The Artful Canine ended its first year with a minute $5,000 in sales. That number grew 400 percent in 2010 and then by about 100 percent a year in the years that followed.
Growth slowed to 12 to 15 percent last year after the move to the new Venice workshop. The company’s new space at 752 Commerce Dr., Suite 11, in Venice, has plenty of room for expansion, and The Artful Canine could feasibly quadruple its output there.
A piece of a big industry
Jeremy Ellison, Wood-Ellison’s son, expects the growth to continue. He runs the tacking machine for the company, and he believes his mom has found a strong niche in the canine product’s industry. Even when people are cutting corners elsewhere, they will still pamper their pets.
Americans spend billions of dollars on their pets every year, and the total has more than tripled in the past two decades, according to the American Pet Products Association. The industry is expected to reach a record $62.75 billion this year, which is up from $60.28 billion in 2015.

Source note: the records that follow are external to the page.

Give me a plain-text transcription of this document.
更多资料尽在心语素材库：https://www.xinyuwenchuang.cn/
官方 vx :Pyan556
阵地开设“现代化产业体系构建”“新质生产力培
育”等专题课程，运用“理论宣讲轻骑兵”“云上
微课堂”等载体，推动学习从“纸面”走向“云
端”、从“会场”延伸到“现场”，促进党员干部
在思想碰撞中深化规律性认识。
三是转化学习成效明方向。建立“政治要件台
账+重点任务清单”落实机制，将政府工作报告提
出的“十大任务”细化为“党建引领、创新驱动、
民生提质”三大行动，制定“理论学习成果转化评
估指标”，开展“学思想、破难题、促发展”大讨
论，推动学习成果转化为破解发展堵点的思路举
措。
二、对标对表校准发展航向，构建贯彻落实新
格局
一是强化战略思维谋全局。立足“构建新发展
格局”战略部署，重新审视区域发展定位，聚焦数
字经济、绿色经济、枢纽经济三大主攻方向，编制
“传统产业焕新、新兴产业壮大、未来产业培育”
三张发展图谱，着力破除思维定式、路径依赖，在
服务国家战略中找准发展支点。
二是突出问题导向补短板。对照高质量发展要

“They’re like children and actually sometimes people like their pets more than they like their children,” Ellison said. “It’s a smaller, cuter, fuzzier and less difficult.”
Wood-Ellison already has plans to move into the Canadian and United Kingdom markets through Amazon.com, and, eventually, she’d like to sell them wholesale to retailers. She’s avoided that up to this point because she knows the wholesale market would more than double the cost of her final product to consumers.
Today, the collars sell for $13 to $22, based on size and design. She won’t wholesale to retailers, she said, until she can get the overall cost of her materials down.
“That continues to happen each year,” Wood-Ellison said. “Each year we find ourselves with more buying power, so we can eliminate distributors and work directly with the manufacturers.”
And that’s the kind of hands-on, personal approach that has propelled the business thus far. Wood-Ellison, typically, works six days a week. She does all her own books, designs her own new collars and even runs the sewing machine regularly.
It’s a different life than the marketing career that brought her here, but it’s a welcome one.
“It took that struggle and that recession for me to see it,” Wood-Ellison said. “I’ve often said I wish that this had happened to me 30 years ago because I probably would have done it 30 years ago. I just never thought of that, and I like it. I like it.”